Le 20ème siècle débute dans un contexte de divisions douloureuses. Républicains et Nationalistes, anticléricaux et cléricaux, ne cessent au plan national comme au plan local de s’invectiver. Les pointes des flèches décochées sont trempées dans l’acide ! A Paimpol : dans la presse, au sein du conseil municipal comme en haut de la chaire de l’église paroissiale : écrits, paroles, propos, de plus en plus virulents, attisent les esprits et conduisent à des décisions inattendues.

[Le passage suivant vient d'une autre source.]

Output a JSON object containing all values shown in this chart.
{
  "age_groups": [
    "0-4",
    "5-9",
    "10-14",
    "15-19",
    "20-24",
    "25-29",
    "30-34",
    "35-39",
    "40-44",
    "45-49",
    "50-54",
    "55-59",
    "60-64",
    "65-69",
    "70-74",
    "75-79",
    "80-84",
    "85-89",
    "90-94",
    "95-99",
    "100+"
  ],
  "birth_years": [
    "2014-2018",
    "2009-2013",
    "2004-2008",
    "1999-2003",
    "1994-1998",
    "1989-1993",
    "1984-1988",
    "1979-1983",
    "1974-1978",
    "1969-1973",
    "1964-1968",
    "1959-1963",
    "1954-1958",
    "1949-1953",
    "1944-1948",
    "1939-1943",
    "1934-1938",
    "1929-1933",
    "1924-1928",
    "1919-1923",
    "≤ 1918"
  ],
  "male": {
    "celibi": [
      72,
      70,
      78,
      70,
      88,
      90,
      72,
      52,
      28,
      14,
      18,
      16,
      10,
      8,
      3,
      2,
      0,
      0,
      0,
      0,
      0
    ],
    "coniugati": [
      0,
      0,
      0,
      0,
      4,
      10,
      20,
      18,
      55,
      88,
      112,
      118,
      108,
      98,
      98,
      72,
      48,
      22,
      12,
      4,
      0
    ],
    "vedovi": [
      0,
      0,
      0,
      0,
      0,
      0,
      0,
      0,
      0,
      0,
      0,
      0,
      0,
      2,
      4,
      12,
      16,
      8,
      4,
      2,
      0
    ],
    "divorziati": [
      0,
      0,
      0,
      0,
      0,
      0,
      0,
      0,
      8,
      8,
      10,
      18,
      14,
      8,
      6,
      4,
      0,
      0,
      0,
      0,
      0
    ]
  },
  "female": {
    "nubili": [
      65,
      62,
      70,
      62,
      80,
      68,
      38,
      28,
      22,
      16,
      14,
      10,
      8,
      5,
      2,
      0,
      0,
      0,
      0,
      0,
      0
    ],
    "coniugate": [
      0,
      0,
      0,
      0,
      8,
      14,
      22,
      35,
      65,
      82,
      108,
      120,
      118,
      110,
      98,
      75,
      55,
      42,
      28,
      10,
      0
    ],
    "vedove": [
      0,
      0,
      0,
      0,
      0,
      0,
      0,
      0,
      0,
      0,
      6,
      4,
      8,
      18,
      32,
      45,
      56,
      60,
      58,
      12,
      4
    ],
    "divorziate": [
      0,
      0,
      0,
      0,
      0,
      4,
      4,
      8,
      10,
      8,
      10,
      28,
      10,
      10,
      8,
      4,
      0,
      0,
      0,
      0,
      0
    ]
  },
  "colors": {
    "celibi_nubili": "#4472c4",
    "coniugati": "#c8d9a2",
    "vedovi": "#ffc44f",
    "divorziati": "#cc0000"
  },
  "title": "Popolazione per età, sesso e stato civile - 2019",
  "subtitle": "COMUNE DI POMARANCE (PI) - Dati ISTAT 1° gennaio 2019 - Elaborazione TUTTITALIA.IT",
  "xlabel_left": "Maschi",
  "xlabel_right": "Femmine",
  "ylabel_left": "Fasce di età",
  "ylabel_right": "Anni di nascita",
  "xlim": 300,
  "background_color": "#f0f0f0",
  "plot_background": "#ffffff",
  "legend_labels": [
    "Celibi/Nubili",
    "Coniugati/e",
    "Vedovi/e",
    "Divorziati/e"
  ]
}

L’annulation par le curé Henri FROMAL de la bénédiction des goélettes et des équipages avant le départ pour la campagne 1904, et le refus d’un armateur lors du lancement de sa goélette de la faire baptiser tissent la toile de fond de l’histoire inédite de la goélette HYGIE. Elle restera dans l’histoire paimpolaise de la grande pêche la seule goélette qui n’aura pas été baptisée au moment de son lancement comme pour son départ pour sa première campagne ! Religieusement s’entend !

Maisons au bord de l'eau

La goélette en construction à droite de la photo pourrait être l’HYGIE.
Sources : Photo : Yvonnig ; Livre « Paimpol La morue d’Islande et les chantiers navals Laboureur » – Anne-Marie Laboureur

Je m’appelais HYGIE ! J’étais l’une des très nombreuses goélettes paimpolaises armées pour la grande pêche à Islande. Depuis un peu plus d’un siècle, je gis au fond de l’océan Atlantique Nord non loin des côtes islandaises. Mon histoire, bien courte, à peine six ans, n’est pas banale !

Alors, permettez-moi de vous la raconter.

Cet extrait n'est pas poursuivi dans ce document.